Shipping sector agrees new deal to cap sulphur levels

The International Maritime Organisation (IMO) is finally introducing steps - albeit small - to reduce the environmental impact of the shipping industry, after 170 countries agreed on a new global deal to introduce a cap on sulphur emissions in 2020.

During a Marine Environment Protection Committee (MEPC 70) in London on Thursday evening (27 October), the IMO and country representatives agreed on a deal to place a 0.5% cap on sulphur emissions from ships – to be introduced in 2020 – five years ahead of the predicted timeframe.

The deal will see sulphur emissions reduced from the maximum 3.5% of fuel content limit and could reduce overall sulphur dioxide emissions by 85%, with analysts claiming that the deal could prevent 200,000 premature deaths.

Commenting on the agreement, Transport & Environment’s campaigner Bill Hemmings said: “This is a landmark decision and we are very pleased that the world has bitten the bullet and is now tackling poisonous sulphuric fuel in 2020.

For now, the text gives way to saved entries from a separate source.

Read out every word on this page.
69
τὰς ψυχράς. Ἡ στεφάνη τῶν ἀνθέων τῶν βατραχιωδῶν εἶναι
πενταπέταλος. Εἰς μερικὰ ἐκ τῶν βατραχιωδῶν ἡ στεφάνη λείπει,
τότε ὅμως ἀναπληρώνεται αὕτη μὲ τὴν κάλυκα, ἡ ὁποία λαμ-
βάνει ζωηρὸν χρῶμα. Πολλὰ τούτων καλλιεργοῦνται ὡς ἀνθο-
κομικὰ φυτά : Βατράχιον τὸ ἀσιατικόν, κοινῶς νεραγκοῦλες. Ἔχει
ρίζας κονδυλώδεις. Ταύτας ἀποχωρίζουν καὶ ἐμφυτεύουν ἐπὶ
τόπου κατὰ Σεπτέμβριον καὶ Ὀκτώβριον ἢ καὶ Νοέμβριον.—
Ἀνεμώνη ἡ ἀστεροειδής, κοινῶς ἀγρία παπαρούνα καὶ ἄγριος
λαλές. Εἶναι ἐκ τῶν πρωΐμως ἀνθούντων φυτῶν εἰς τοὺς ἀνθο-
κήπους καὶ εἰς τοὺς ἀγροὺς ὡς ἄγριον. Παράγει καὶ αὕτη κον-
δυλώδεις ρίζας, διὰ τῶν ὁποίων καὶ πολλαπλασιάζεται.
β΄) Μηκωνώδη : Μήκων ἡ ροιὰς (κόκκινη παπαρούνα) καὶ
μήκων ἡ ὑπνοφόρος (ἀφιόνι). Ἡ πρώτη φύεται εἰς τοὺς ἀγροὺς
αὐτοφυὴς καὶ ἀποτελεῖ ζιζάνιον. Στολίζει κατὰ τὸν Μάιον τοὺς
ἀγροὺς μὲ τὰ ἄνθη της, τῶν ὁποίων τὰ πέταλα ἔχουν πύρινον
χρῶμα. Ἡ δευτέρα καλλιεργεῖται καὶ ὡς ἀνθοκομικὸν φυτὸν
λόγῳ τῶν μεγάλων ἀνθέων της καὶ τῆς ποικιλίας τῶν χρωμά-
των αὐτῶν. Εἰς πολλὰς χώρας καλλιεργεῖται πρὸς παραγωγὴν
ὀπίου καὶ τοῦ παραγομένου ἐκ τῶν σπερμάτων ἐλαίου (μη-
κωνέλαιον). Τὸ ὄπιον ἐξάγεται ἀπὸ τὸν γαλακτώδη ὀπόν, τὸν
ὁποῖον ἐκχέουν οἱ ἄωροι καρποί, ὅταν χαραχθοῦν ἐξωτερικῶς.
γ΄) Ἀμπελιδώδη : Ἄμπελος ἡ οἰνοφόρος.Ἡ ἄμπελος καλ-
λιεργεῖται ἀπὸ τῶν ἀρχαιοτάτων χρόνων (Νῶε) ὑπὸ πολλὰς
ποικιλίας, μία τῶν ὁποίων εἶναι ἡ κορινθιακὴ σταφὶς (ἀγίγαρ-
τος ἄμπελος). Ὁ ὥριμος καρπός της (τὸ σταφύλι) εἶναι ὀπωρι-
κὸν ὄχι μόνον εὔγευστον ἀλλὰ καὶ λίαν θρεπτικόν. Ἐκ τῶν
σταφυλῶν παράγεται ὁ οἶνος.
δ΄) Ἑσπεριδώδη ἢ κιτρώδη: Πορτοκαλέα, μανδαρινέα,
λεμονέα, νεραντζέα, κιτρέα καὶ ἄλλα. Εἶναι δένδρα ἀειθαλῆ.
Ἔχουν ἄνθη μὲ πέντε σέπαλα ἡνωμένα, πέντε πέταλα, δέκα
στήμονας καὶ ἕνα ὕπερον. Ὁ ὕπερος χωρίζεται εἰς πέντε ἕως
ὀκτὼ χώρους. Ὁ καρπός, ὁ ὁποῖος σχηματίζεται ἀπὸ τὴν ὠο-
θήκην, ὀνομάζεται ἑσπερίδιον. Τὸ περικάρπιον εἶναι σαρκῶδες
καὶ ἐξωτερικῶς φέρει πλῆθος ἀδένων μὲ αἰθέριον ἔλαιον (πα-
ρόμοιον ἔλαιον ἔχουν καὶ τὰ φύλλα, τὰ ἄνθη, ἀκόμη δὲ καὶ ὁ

“This decision reduces the contribution of shipping to the world’s air pollution impact from about 5 percent down to 1.5 percent and will save millions of lives in the coming decades.”

The shipping industry has been under pressure to introduce global targets that consider environmental impacts for some time. This week’s MEPC 70 conference marks a significant step into introducing a global shipping deal, with Friday’s meeting expected to introduce an agreement to reduce the industry’s carbon footprint by 2%.

Price on carbon

While the sulphur agreement will go some way to combatting air pollution, it is expected to add an extra $40bn to the container shipping sector alone. Companies will now have to turn to external mechanisms to reduce costs while complying with the regulatory agreement.

At the midway point of the MEPC conference, delegates moved from IMO’s London headquarters to attend an AkzoNobel event, which awarded Italian shipping company the Grimaldi Group with the largest ever issuance of carbon credits in the industry.

In total, 14 Grimaldi vessels received 109,617 carbon credits – with each credit awarded for every tonne of verified CO2 that is saved. Companies that enrol in the credit scheme have to switch to AkzoNobel’s Intersleek anti-fouliong hull coating, which the company claims have achieved total annual reductions of 17 million tonnes in carbon emissions.

For AkzoNobel’s director of sustainability André Veneman, the credit scheme is proof that the shipping industry has the “tools at its disposal to achieve reductions”, and that IMO should build on the recent announcement to ensure it isn’t the “last man standing” in failing to combat climate change.

“Clean technologies can make a real difference in improving the operational efficiencies and reducing emissions through fuel savings in this industry,” Veneman told edie. “You don’t want to wait for regulation to comes to the industry, and you can make a very nice basket of market-based measures, but you want businesses to drive change and improve the sector.

“Shipping should deliver its fair share in global fight against climate change and it cannot be the last man standing. Companies will now be asked to be much more transparent and verify and demonstrate their decarbonisation process. De-risking your company in the shipping industry is probably even more exciting because often fuel use is the biggest cost factor. Everything the shipping industry can do to reduce fuel use is about the profitability and sustainability of the industry.”

Veneman suggested that the industry would need to introduce certain measures to ensure that emissions in the sector don’t grow to an anticipated 17% of global emissions. Amongst the mechanisms that the IMO could introduce, Veneman felt that a carbon tax, offsetting schemes and AkzoNobel’s carbon credit programme were all viable catalysts.

The Grimaldi Group is yet to decide whether it will cash in the credits – valued in excess of $500,000 based on the current market – and Veneman suggests that the company hold on to them until the shipping industry introduces carbon reduction plans and the “failed mechanism” of the European Union’s Emission Trading System (ETS) is fixed.

“In the aftermath of Paris, governments, countries and the private sector have more awareness to accelerate action,” Veneman added. “About a year ago, you could still argue that carbon schemes and targets wouldn’t be alive and kicking – and I think that now it is clear to everybody that legally-binding targets and carbon mechanisms are needed.

“Grimaldi should keep these credits because the price will go up. We’ve proven that we can monetise carbon emissions, but more importantly reward the innovators and the road testers that are willing to drive change.”

In September, the price for an ETS allowance fell below €4, the lowest it’s been since 2013. In direct contrast, companies such as Kering and Statoil are operating with internal carbon prices well above €50.

Veneman suggested that these internal prices – usually adopted by companies actively seeking to de-risk portfolios against climate impact – should be adopted at a global level to ensure that nations can go beyond the goals established as part of the Paris Agreement.